It’s basically an emacs with preconfigured packages. To run it, you don’t need emacs or .emacs.d configured. It comes as a standalone application.
From the website:
Portacle is a complete IDE for Common Lisp that you can take with you on a USB stick. It is multi-platform and can be run on Windows, OS X, and Linux. Since it does not require any complicated installation process, it is set up and running in no time.
It lends itself very well both to absolute beginners of Lisp that just need a good starting point, as well as advanced users that want to minimise the time spent getting everything ready.
What I’m wondering is that would anyone be interested in a similar solution for Org-Roam? I have something similar set up on my own desktop because I want to avoid mixing my regular Emacs for coding and Emacs for note-taking. I have called it “RoamEx” for now, better name suggestions would be appreciated.
I think there is a sizable audience for such a solution for Org-roam.
My experience has been that many people who are new to Emacs are interested in getting Emacs and Org-roam up and running very quickly and start using Emacs/Org-roam.

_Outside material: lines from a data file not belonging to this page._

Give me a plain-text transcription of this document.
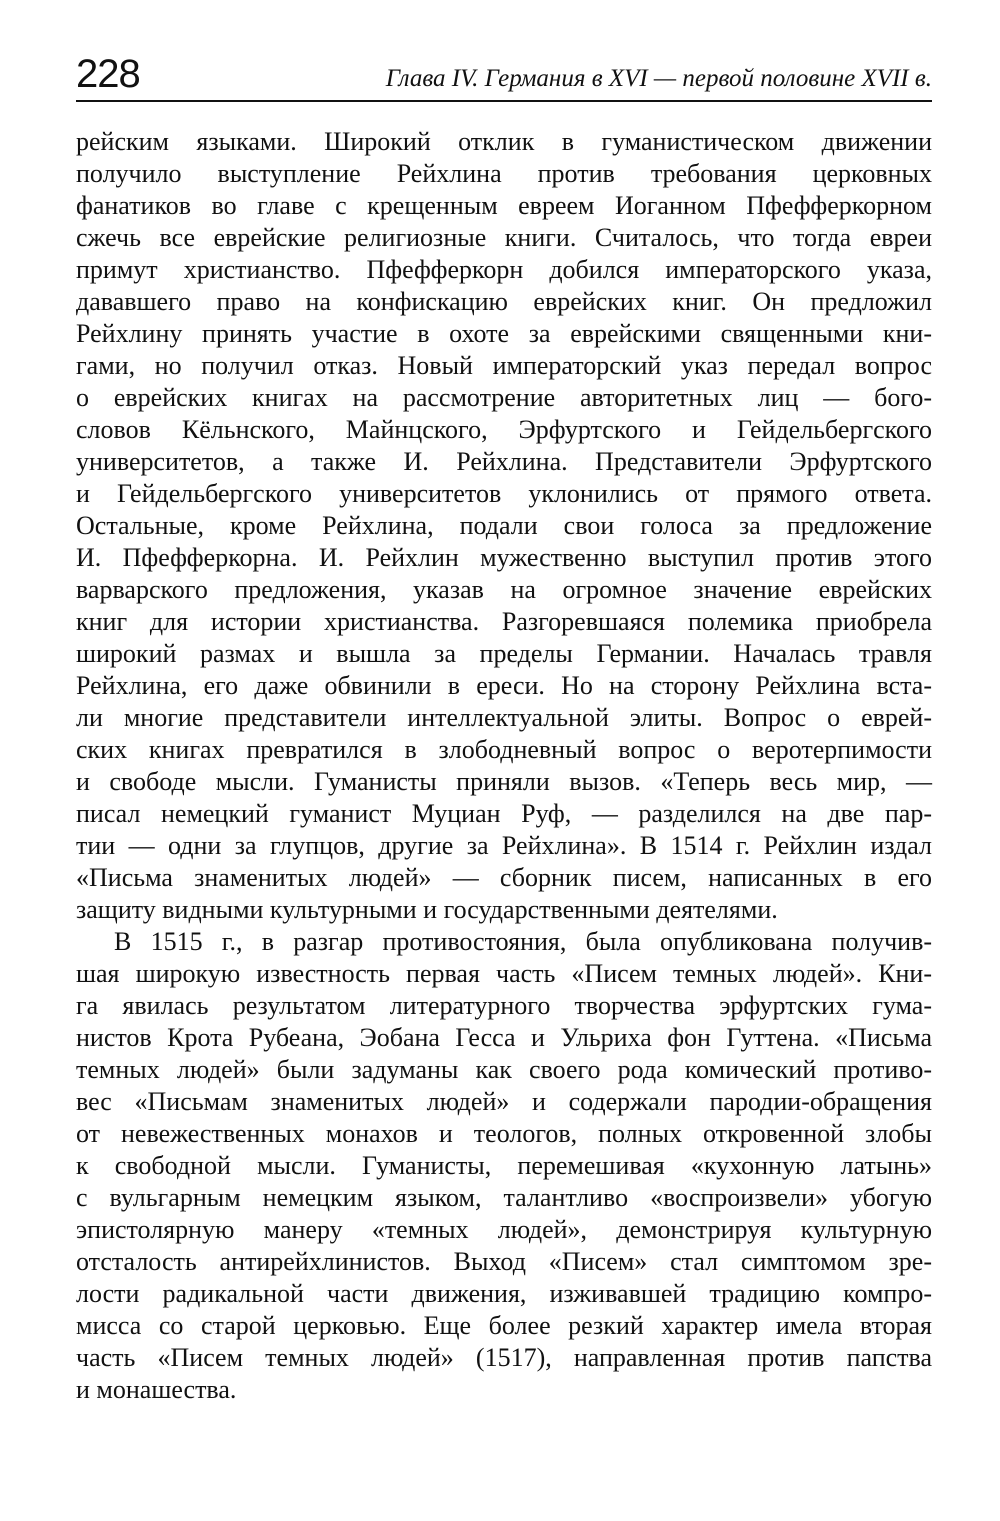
228	Глава IV. Германия в XVI — первой половине XVII в.
рейским языками. Широкий отклик в гуманистическом движении
получило выступление Рейхлина против требования церковных
фанатиков во главе с крещенным евреем Иоганном Пфефферкорном
сжечь все еврейские религиозные книги. Считалось, что тогда евреи
примут христианство. Пфефферкорн добился императорского указа,
дававшего право на конфискацию еврейских книг. Он предложил
Рейхлину принять участие в охоте за еврейскими священными кни-
гами, но получил отказ. Новый императорский указ передал вопрос
о еврейских книгах на рассмотрение авторитетных лиц — бого-
словов Кёльнского, Майнцского, Эрфуртского и Гейдельбергского
университетов, а также И. Рейхлина. Представители Эрфуртского
и Гейдельбергского университетов уклонились от прямого ответа.
Остальные, кроме Рейхлина, подали свои голоса за предложение
И. Пфефферкорна. И. Рейхлин мужественно выступил против этого
варварского предложения, указав на огромное значение еврейских
книг для истории христианства. Разгоревшаяся полемика приобрела
широкий размах и вышла за пределы Германии. Началась травля
Рейхлина, его даже обвинили в ереси. Но на сторону Рейхлина вста-
ли многие представители интеллектуальной элиты. Вопрос о еврей-
ских книгах превратился в злободневный вопрос о веротерпимости
и свободе мысли. Гуманисты приняли вызов. «Теперь весь мир, —
писал немецкий гуманист Муциан Руф, — разделился на две пар-
тии — одни за глупцов, другие за Рейхлина». В 1514 г. Рейхлин издал
«Письма знаменитых людей» — сборник писем, написанных в его
защиту видными культурными и государственными деятелями.
В 1515 г., в разгар противостояния, была опубликована получив-
шая широкую известность первая часть «Писем темных людей». Кни-
га явилась результатом литературного творчества эрфуртских гума-
нистов Крота Рубеана, Эобана Гесса и Ульриха фон Гуттена. «Письма
темных людей» были задуманы как своего рода комический противо-
вес «Письмам знаменитых людей» и содержали пародии-обращения
от невежественных монахов и теологов, полных откровенной злобы
к свободной мысли. Гуманисты, перемешивая «кухонную латынь»
с вульгарным немецким языком, талантливо «воспроизвели» убогую
эпистолярную манеру «темных людей», демонстрируя культурную
отсталость антирейхлинистов. Выход «Писем» стал симптомом зре-
лости радикальной части движения, изживавшей традицию компро-
мисса со старой церковью. Еще более резкий характер имела вторая
часть «Писем темных людей» (1517), направленная против папства
и монашества.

For example, see my humble guide named Zero to Emacs and Org-roam: a step-by-step guide on Windows 10. It has 1.1k clicks on the link to my GitHub repo – if you look at the link to the chapter “Set up Org-roam (including sqlite3)”, there are 1.3k clicks. The guide was origianlly for v1 of Org-roam. Updating it for v2 has been slow but I still get stars regularly on my repo (now has more than 500 stars).
In addition, you might like to have a read of this post: The State of Org-Roam for Actual Beginners. It has been viewed by many people on this forum (with 9k views, the 4th most viewed of all time). It’s a very candid assessment of the author’s experience and frustration in trying to get into Emacs and Org-roam, ultimately deciding to move away from it. The subsequent exchange of comments might also inspire such endeavor as “RoamEx” – that is, if you are looking at beginners as its target audience.